I am interested in a proof of the following statement:
Let $(X,d_X)$ be a compact metric space and $(Y,d_Y)$ be a complete space. Then for $f,g\in C (X,Y)$ the metric $$d(f,g):=\sup_{x\in X}d_Y(f(x),g(x))$$ turns $(C(X,Y),d)$ into a complete metric space.
However, I can't find this statement in any of my (beginner's) books and also searching on the internet hasn't turned up anything. I would be thankful if someone could provide a script or notes where I could read it. Unfortunately, my mathematical abilites are far from trying to prove it on my own (I would be happy to just be able to understand it) and I hope that asking for a complete proof on this page isn't inappropriate.
Let $(f_n)_{n\in\mathbb N}$ be a Cauchy sequence of elements of your space. I will prove that it converges.

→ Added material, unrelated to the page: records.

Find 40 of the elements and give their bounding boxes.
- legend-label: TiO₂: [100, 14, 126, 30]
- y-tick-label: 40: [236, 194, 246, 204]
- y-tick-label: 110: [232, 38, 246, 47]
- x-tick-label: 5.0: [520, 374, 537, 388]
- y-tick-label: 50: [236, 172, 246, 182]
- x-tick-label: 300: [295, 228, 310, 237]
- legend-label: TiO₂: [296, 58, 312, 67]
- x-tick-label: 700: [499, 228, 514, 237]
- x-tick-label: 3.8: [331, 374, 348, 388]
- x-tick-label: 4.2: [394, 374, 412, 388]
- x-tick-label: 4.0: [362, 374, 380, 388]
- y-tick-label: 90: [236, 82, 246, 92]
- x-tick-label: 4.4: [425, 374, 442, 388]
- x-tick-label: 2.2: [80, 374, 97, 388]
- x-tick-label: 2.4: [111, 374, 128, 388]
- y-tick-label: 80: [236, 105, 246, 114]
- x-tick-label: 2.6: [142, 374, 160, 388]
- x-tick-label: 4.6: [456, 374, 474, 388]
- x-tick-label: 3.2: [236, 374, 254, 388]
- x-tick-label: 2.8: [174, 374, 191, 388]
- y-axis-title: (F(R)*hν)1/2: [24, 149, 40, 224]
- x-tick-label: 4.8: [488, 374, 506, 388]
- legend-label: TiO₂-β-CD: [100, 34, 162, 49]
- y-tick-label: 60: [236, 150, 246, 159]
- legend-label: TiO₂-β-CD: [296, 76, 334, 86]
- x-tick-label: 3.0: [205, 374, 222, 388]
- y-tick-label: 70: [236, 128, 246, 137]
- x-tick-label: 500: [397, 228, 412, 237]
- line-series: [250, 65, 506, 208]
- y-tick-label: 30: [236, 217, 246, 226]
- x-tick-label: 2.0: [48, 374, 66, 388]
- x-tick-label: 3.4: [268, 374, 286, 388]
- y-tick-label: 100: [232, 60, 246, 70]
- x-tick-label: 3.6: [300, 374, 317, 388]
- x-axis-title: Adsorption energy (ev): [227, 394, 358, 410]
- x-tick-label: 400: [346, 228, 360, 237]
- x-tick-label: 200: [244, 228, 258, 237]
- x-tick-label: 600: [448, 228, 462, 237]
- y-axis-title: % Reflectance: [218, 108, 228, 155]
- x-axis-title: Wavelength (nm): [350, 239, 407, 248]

Let $x\in X$. For each $\varepsilon>0$, there is a natural $p$ such that$$m,n\geqslant p\implies d_Y\bigl(f_m(x),f_n((x)\bigr)\leqslant d(f_m,f_n)<\varepsilon.$$Therefore, $\bigl(f_n(x)\bigr)_{n\in\mathbb N}$ is a Cauchy sequence of elements of $Y$ and therefore it converges. Define$$f(x)=\lim_{n\to\infty}f_n(x).$$
Now, I will prove that $(f_n)_{n\in\mathbb N}$ converges to $f$. Take $\varepsilon>0$ and take $\varepsilon'\in(0,\varepsilon)$. There is some natural $p$ such that$$m,n\geqslant p\implies d(f_m,f_n)<\varepsilon'.$$So, if you fix $n\in\mathbb N$, then, for each $x\in X$,$$d_Y\bigl(f(x),f_n(x)\bigr)=\lim_{m\to\infty}d_Y\bigl(f(x),f_n(x)\bigr)\leqslant\varepsilon'.$$Therefore, $d(f,f_n)\leqslant\varepsilon'<\varepsilon$. What this means is, of course, that $\lim_{n\to\infty}f_n=f$.